Runtime errors also tend to be things not happening in isolation, especially if the first error in a sequence goes unmitigated. If there are natural causes such as congestion, further errors are likely to pile up as operation continues. For unnatural causes such as a malicious app, small errors can be a precursor to larger exploits. A chain of runtime errors can eventually render part or all of a SoC unable to function.

Not all errors are created equal. Many errors simply happen silently, producing an incorrect response but otherwise undetected. Others are seen but unacted upon. Depending on the source and severity of the error condition, recovery might be possible, or it might be prohibitively expensive in terms of extra gates and layers of software. The last resort is the dreaded hardware reset, an increasingly archaic response that irritates users to no end.

Without the right NoC infrastructure, even the first few phases of error management are difficult, making simple errors hard to handle. In architectures such as automotive and the IoT, where real-time and safety-critical operation becomes more important, error management is taking on more importance in SoC design. With the right NoC architecture, built-in features make robust error management easier.


There are five phases in error management: detection, aggregation, logging, reporting, and recovery. In the SonicsGN architecture, detection starts with configurable initiator agents and target agents. A transaction begins at an initiator, flows through routers, is received at a target, and is acknowledged with a response that flows back to the initiator. Each agent has what amounts to a watchdog timer, looking at four situations: burst failure, target flow control, return ack fail, and initiator flow control.

Other types of in-band errors can occur. Each initiator agent has a map of the targets it is permitted to reach; an access attempt can fall into an address “hole” in the map, or might be trying to access a powered-down domain. An initiator agent might see an unsupported command, a target agent might see an access violation, or both might report some type of safety error (as in a firewall, or what Sonics terms a protection mechanism).
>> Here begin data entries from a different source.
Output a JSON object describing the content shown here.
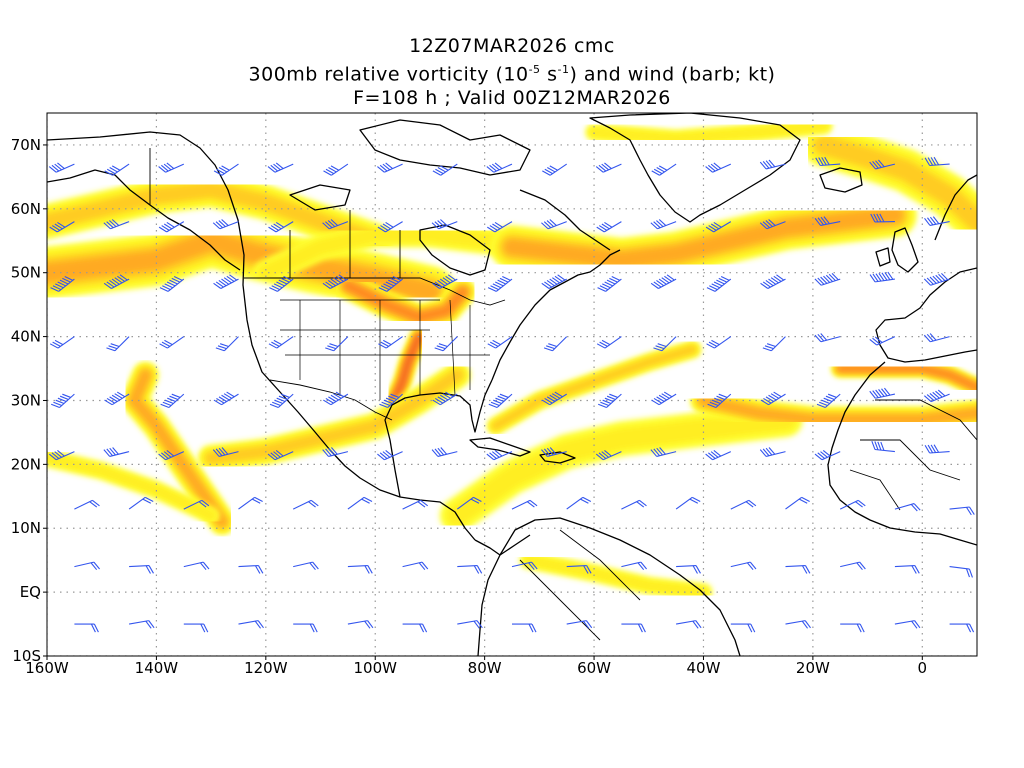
{
  "title": {
    "line1": "12Z07MAR2026 cmc",
    "line2_pre": "300mb relative vorticity (10",
    "line2_exp1": "-5",
    "line2_mid": " s",
    "line2_exp2": "-1",
    "line2_post": ") and wind (barb; kt)",
    "line3": "F=108 h ; Valid 00Z12MAR2026"
  },
  "axes": {
    "lon_range": [
      -160,
      10
    ],
    "lat_range": [
      -10,
      75
    ],
    "lon_ticks": [
      {
        "value": -160,
        "label": "160W"
      },
      {
        "value": -140,
        "label": "140W"
      },
      {
        "value": -120,
        "label": "120W"
      },
      {
        "value": -100,
        "label": "100W"
      },
      {
        "value": -80,
        "label": "80W"
      },
      {
        "value": -60,
        "label": "60W"
      },
      {
        "value": -40,
        "label": "40W"
      },
      {
        "value": -20,
        "label": "20W"
      },
      {
        "value": 0,
        "label": "0"
      }
    ],
    "lat_ticks": [
      {
        "value": 70,
        "label": "70N"
      },
      {
        "value": 60,
        "label": "60N"
      },
      {
        "value": 50,
        "label": "50N"
      },
      {
        "value": 40,
        "label": "40N"
      },
      {
        "value": 30,
        "label": "30N"
      },
      {
        "value": 20,
        "label": "20N"
      },
      {
        "value": 10,
        "label": "10N"
      },
      {
        "value": 0,
        "label": "EQ"
      },
      {
        "value": -10,
        "label": "10S"
      }
    ],
    "grid": "dotted"
  },
  "colors": {
    "vort_low": "#ffff33",
    "vort_mid1": "#ffee22",
    "vort_mid2": "#ffcc22",
    "vort_mid3": "#ffaa22",
    "vort_high1": "#ff8820",
    "vort_high2": "#f06020",
    "vort_max": "#dd3322",
    "barb": "#3355ee",
    "coast": "#000000",
    "grid": "#999999"
  },
  "vorticity_bands": [
    {
      "name": "n-pacific-jet",
      "level": 3,
      "pts": [
        [
          -160,
          50
        ],
        [
          -150,
          51
        ],
        [
          -140,
          52
        ],
        [
          -130,
          55
        ],
        [
          -122,
          53
        ],
        [
          -112,
          51
        ],
        [
          -100,
          49
        ],
        [
          -90,
          47
        ]
      ],
      "width": 6
    },
    {
      "name": "gulf-alaska-arc",
      "level": 2,
      "pts": [
        [
          -160,
          58
        ],
        [
          -150,
          60
        ],
        [
          -140,
          62
        ],
        [
          -130,
          63
        ],
        [
          -120,
          61
        ],
        [
          -110,
          58
        ],
        [
          -100,
          55
        ]
      ],
      "width": 4
    },
    {
      "name": "canada-upper",
      "level": 1,
      "pts": [
        [
          -120,
          50
        ],
        [
          -110,
          54
        ],
        [
          -100,
          56
        ],
        [
          -90,
          56
        ],
        [
          -80,
          55
        ],
        [
          -70,
          54
        ]
      ],
      "width": 3
    },
    {
      "name": "atlantic-north-jet",
      "level": 3,
      "pts": [
        [
          -75,
          54
        ],
        [
          -65,
          53
        ],
        [
          -55,
          52
        ],
        [
          -45,
          53
        ],
        [
          -35,
          55
        ],
        [
          -25,
          57
        ],
        [
          -15,
          58
        ],
        [
          -5,
          59
        ]
      ],
      "width": 5
    },
    {
      "name": "greenland-east",
      "level": 2,
      "pts": [
        [
          -18,
          70
        ],
        [
          -10,
          68
        ],
        [
          -3,
          66
        ],
        [
          5,
          62
        ],
        [
          10,
          58
        ]
      ],
      "width": 5
    },
    {
      "name": "greenland-north",
      "level": 1,
      "pts": [
        [
          -60,
          72
        ],
        [
          -45,
          71
        ],
        [
          -30,
          72
        ],
        [
          -18,
          73
        ]
      ],
      "width": 2
    },
    {
      "name": "great-lakes",
      "level": 4,
      "pts": [
        [
          -105,
          48
        ],
        [
          -98,
          45
        ],
        [
          -92,
          43
        ],
        [
          -87,
          44
        ],
        [
          -84,
          47
        ]
      ],
      "width": 3
    },
    {
      "name": "plains-trough",
      "level": 5,
      "pts": [
        [
          -92,
          40
        ],
        [
          -94,
          36
        ],
        [
          -95,
          33
        ],
        [
          -97,
          29
        ]
      ],
      "width": 2
    },
    {
      "name": "subtropical-jet",
      "level": 2,
      "pts": [
        [
          -130,
          21
        ],
        [
          -120,
          22
        ],
        [
          -110,
          24
        ],
        [
          -100,
          26
        ],
        [
          -92,
          30
        ],
        [
          -85,
          34
        ]
      ],
      "width": 3
    },
    {
      "name": "atlantic-subtropical",
      "level": 2,
      "pts": [
        [
          -78,
          26
        ],
        [
          -70,
          30
        ],
        [
          -60,
          33
        ],
        [
          -50,
          36
        ],
        [
          -42,
          38
        ]
      ],
      "width": 2
    },
    {
      "name": "atlantic-diag",
      "level": 1,
      "pts": [
        [
          -85,
          12
        ],
        [
          -75,
          18
        ],
        [
          -65,
          22
        ],
        [
          -55,
          24
        ],
        [
          -45,
          25
        ],
        [
          -35,
          26
        ],
        [
          -25,
          27
        ]
      ],
      "width": 4
    },
    {
      "name": "africa-jet",
      "level": 3,
      "pts": [
        [
          -40,
          30
        ],
        [
          -30,
          28
        ],
        [
          -20,
          27
        ],
        [
          -10,
          27
        ],
        [
          0,
          27
        ],
        [
          10,
          28
        ]
      ],
      "width": 3
    },
    {
      "name": "atlas-jet",
      "level": 4,
      "pts": [
        [
          -15,
          35
        ],
        [
          -8,
          35
        ],
        [
          0,
          35
        ],
        [
          5,
          34
        ],
        [
          10,
          32
        ]
      ],
      "width": 2
    },
    {
      "name": "pacific-hook",
      "level": 3,
      "pts": [
        [
          -142,
          34
        ],
        [
          -144,
          30
        ],
        [
          -140,
          26
        ],
        [
          -136,
          21
        ],
        [
          -132,
          16
        ],
        [
          -128,
          11
        ]
      ],
      "width": 3
    },
    {
      "name": "pacific-sw",
      "level": 1,
      "pts": [
        [
          -160,
          21
        ],
        [
          -150,
          19
        ],
        [
          -140,
          16
        ],
        [
          -130,
          12
        ]
      ],
      "width": 2
    },
    {
      "name": "eq-atl",
      "level": 1,
      "pts": [
        [
          -72,
          5
        ],
        [
          -60,
          3
        ],
        [
          -50,
          1
        ],
        [
          -40,
          0
        ]
      ],
      "width": 2
    }
  ]
}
Another common error is the out-of-band variety, such a violation of the AXI non-modifiable burst. When possible, errors are handled at the initiator agent to minimize network traffic.

The SonicsGN agents detect, aggregate, and log errors – but what happens then? Reporting is configurable, with responses ranging from simple in-band messages to sideband techniques up to processor interrupt. One interesting scenario is an attack on a sensitive IP block. It may be futile to report those errors back to the initiator, who would be generating the attack entirely on purpose. Recovering errors is also up to the customer. Software can go into the agents and sweep the error logs, looking at different classes of severity and frequency, then decide what to do.

The point is customers can use the SonicsGN capability to engineer as little or as much error management into their product as needed. Much of the original work on NoC error management was done in conjunction with TI on various OMAP family members, and Sonics has a detailed error management microarchitecture (under NDA).

There are always tradeoffs. For a fully certifiable, safety-critical system, the investment in both hardware and software for a SoC with robust error reporting and recovery in some scenarios may be well worth it. Even for less hardened systems where recovery might be expensive in silicon, the ability to recognize and report suspicious activity could be instrumental in IoT and other applications. Imagine an IoT edge device that could tell the provisioning system it is being hacked and going offline – while the attack is in progress, rather than after the fact when bad data has propagated all over network.

To me, this seems like the early days of the Internet, when IT types were looking through logs of traffic from routers, firewalls, packet shapers, load balancers, and other appliances looking for who was trying to do what to whom. The difference is now it is all happening within a single chip running a NoC. Without the type of visibility SonicsGN provides, errors could easily run out of control all over a chip – and users would never know until it was too late. With the error management capability in SonicsGN, SoC designers have a lot more control.